BookLife Review by Carol O'Day: Yellowface (R.F. Kuang, author)
authorship, plagiarism, cultural appropriation, Chinese Labor Force, theft, diversity, racism, Asian American writer, first-person voice
June Heyward’s successful colleague, Athena Liu, dies suddenly and unexpectedly, in her apartment while June is visiting. After the ambulance departs, June takes a completed draft manuscript from her friend’s desk. Confident in Athena’s secretive and private writing habits, June edits the story, conducts additional research, changes some names, alters a few story lines and publishes it as her own under a new pseudonym, June Song (Song is her real middle name). June Heyward’s first novel was published, but was not successful. Athena has been a media sensation and best-selling writer. Take The Plot and stir in equal parts cultural appropriation and ambition and Yellowface rises like a well-proofed sourdough loaf.

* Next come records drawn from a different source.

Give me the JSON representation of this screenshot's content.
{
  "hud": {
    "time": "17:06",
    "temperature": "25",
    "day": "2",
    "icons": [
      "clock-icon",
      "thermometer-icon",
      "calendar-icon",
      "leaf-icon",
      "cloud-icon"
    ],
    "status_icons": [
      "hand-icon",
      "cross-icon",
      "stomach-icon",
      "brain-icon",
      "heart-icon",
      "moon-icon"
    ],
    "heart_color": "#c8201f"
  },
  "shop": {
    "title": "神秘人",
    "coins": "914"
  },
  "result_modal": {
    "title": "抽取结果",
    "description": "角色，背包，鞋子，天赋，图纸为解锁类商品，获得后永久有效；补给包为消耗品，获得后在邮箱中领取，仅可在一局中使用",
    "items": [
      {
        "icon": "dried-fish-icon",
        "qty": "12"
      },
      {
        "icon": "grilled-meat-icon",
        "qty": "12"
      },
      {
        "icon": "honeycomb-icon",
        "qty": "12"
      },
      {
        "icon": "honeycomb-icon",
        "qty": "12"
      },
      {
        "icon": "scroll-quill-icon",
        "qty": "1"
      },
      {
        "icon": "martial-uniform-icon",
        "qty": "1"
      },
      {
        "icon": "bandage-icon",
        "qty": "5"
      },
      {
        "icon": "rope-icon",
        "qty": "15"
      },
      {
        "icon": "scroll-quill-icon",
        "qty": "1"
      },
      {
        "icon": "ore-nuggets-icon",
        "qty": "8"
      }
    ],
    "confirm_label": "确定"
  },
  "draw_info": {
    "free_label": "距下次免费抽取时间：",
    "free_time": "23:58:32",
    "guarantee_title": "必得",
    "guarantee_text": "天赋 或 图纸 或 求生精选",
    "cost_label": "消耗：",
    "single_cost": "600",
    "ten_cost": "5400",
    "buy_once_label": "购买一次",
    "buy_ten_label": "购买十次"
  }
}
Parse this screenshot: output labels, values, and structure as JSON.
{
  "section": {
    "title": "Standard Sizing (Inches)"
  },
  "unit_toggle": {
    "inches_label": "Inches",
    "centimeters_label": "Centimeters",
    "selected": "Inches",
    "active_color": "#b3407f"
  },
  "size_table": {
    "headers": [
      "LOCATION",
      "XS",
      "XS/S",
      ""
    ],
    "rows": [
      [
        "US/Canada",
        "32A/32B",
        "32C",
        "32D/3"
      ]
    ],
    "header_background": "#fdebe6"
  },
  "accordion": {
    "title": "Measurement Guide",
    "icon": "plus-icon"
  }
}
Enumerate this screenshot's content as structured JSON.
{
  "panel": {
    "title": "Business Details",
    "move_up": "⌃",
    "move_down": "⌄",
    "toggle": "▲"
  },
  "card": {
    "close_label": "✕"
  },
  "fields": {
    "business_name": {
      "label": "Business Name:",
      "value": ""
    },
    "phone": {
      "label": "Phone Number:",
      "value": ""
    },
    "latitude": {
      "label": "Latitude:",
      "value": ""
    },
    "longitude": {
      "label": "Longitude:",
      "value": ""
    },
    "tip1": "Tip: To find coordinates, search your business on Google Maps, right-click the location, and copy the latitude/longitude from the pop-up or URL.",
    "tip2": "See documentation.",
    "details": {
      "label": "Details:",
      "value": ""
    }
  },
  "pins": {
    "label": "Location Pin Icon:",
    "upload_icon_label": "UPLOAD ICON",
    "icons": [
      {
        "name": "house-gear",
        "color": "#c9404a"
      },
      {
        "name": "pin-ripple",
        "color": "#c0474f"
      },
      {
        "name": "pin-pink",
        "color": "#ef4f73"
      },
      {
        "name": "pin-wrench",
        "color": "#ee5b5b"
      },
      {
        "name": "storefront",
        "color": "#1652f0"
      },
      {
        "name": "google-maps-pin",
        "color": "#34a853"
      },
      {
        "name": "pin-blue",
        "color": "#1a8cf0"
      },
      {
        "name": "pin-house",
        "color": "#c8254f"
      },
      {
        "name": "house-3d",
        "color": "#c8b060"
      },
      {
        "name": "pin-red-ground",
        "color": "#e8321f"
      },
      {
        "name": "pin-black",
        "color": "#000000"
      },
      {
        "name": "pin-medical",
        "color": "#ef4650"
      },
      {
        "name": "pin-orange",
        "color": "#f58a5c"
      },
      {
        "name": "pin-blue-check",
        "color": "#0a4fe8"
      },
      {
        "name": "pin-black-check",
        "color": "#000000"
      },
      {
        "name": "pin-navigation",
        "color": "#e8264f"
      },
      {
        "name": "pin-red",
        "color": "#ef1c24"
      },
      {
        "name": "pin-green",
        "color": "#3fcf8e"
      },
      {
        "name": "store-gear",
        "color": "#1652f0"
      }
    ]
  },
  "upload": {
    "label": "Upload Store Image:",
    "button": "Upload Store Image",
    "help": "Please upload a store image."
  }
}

Athena is Chinese-American. June is Caucasian. The historical fiction manuscript June takes from Athena’s desk is about Chinese Labor Forces deployed, mistreated and discriminated against during World War I. The book is a runaway hit and June’s profile skyrockets. June becomes obsessed with social media surrounding her own success, much as she had been about following Athena’s social media success previously.
Despite the success of the book, June Song is not without her critics. Before the book is initially published, an Asian editorial assistant at her publisher’s office suggests a cultural sensitivity read but and June rebuffs the idea. This assistant later privately posts a negative review of the book online. June has her fired. June begins a media tour when the book is released. During the book tour, her audience learns she is not Asian, and that she changed her name (from Heyward to Song) to suggest she might be. Social media fury mounts, as charges of racism, cultural appropriation arise. As attention grows, seeds of doubt about the book’s authorship arise. June denies them. Critical ghost social media accounts pop up. June hunts down her critics and maintains her denial and claims of innocence and outrage, sticking to her story of authorship.
It is of course, hard to like a thief, but Kuang works hard to blur the lines. First, Kuang writes in first-person, wedding the reader to June’s point of view. Second, June Heyward was a published writer before her sticky fingers lift her dead friend’s manuscript. Third, Athena had not submitted the manuscript for consideration, it was a draft, and ultimately we learn that Athena may have used dubious methods of her own in crafting the stories she did include. Fourth, June does invest significant work in the research, edit and rewrite. Nonetheless, June did not submit the work as a co-author and denies, over long periods of time, that Athena had any role in the work beyond discussion the story concept with June before her death.
The dual themes of intellectual property theft (authorship) and cultural appropriation at best (or racism at worst), drive the novel forward to its implosion and resolution. June’s past experiences, envy and need to be a writer ultimately direct her actions. Her deceit is her downfall, but her ability to re-write even the story of her downfall may allow her to live to see another day, or another book.